Targeted sequencing was performed from plasma-derived cell-free nucleic acid in twenty-one advanced, treatment naïve, non-small-cell lung cancer (NSCLC) patients. Clinically significant genetic alterations were compared with matched tumor NGS profile for each patient (patient-level), and separately for each alteration (variant-level). Cross-platform validation was done for EGFR and KRAS mutations (real-time PCR) and ALK1 rearrangement (immunohistochemistry).

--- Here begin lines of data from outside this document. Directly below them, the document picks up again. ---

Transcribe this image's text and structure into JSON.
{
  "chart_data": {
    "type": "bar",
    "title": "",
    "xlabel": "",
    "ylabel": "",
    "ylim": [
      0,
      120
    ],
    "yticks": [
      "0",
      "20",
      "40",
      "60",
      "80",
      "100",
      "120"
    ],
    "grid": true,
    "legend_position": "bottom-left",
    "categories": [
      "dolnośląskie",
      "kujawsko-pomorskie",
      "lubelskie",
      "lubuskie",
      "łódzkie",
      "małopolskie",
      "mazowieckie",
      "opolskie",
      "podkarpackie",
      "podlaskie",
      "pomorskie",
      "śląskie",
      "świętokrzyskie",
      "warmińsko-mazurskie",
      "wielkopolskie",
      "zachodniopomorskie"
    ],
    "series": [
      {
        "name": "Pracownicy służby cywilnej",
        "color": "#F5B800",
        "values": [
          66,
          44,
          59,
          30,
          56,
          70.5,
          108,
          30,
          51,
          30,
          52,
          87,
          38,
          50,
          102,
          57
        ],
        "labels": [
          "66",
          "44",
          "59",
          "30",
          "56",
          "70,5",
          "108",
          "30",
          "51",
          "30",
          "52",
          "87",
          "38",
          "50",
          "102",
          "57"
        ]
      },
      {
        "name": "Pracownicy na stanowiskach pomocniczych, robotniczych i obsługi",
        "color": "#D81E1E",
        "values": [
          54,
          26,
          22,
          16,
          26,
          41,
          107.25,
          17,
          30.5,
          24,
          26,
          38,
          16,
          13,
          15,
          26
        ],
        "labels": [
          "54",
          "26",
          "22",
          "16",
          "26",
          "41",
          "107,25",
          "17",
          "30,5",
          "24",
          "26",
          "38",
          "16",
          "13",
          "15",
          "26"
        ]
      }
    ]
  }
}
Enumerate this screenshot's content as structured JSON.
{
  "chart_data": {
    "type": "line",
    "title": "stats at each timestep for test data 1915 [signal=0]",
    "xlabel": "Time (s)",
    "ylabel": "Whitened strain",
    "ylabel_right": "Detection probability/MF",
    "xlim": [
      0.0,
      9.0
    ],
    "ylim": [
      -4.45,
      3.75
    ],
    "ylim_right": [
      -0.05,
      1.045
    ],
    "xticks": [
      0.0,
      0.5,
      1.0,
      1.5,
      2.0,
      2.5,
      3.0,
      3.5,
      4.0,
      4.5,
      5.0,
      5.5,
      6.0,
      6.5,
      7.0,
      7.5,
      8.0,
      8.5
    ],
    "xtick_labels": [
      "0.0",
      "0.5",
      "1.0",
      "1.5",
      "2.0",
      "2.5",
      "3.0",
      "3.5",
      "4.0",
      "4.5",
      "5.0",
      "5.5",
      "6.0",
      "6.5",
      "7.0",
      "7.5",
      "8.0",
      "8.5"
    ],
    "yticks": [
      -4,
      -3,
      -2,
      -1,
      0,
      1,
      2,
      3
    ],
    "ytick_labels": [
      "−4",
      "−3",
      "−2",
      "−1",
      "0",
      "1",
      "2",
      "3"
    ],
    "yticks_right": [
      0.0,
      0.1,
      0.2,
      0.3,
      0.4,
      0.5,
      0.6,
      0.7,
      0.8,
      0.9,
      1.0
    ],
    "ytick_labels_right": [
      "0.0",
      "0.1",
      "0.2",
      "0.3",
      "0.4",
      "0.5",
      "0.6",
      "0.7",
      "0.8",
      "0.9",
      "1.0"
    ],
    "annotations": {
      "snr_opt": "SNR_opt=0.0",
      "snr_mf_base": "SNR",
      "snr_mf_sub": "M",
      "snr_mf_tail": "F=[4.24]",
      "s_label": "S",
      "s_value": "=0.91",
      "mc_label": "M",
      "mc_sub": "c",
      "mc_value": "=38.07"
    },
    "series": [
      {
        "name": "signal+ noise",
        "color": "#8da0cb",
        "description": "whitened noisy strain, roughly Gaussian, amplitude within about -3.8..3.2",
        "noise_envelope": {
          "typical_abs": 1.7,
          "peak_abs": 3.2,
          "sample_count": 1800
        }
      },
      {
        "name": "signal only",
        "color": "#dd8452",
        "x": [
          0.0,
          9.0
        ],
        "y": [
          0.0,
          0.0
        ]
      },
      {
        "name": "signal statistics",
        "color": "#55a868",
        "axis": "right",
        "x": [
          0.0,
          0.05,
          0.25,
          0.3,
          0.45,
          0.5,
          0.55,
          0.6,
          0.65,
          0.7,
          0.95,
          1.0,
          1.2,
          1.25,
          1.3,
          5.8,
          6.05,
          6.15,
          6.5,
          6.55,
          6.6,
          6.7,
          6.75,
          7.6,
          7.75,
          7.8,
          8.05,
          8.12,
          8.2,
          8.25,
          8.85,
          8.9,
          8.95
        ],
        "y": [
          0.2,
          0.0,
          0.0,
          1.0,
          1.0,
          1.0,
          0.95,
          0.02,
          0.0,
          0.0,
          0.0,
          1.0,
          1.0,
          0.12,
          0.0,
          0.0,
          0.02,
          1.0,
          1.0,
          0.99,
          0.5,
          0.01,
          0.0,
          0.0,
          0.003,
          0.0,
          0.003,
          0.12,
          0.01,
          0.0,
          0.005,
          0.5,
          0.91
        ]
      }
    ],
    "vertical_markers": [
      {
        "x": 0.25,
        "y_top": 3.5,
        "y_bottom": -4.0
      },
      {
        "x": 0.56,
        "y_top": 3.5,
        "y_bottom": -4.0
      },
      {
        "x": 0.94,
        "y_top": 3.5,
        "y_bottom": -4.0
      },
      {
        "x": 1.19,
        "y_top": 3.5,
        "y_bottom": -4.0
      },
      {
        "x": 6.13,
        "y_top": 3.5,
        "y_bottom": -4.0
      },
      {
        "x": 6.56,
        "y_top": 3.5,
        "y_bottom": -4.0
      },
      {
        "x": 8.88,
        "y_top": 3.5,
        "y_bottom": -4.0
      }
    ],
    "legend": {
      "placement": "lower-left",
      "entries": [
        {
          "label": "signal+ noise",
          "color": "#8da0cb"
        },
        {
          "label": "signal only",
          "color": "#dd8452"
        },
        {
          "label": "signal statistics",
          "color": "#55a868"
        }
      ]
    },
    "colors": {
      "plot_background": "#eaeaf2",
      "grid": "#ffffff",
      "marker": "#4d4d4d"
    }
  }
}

Forty-seven alterations (26 in plasma and 21 in tumor tissue) were detected in 19/21 tested cases. Overall-concordance between the two assays was 94.87%

(κ of 0.71, 95% CI: 0.54-0.89). Patient-level and genic-concordance was 57.1% (12/21 cases) and 67.86%, respectively. Almost perfect agreement was reached for detecting actionable EGFR mutations and ALK1 rearrangement (κ of 0.89 and

κ of 1, respectively), which was confirmed by single-gene testing.

Substantial agreement between the assays makes Tag-sequencing a viable option for identifying multibiomarkers from the plasma of advanced NSCLC patients in special circumstances where tissue has depleted/tumor is inaccessible/high risk of biopsy due to existing comorbidities.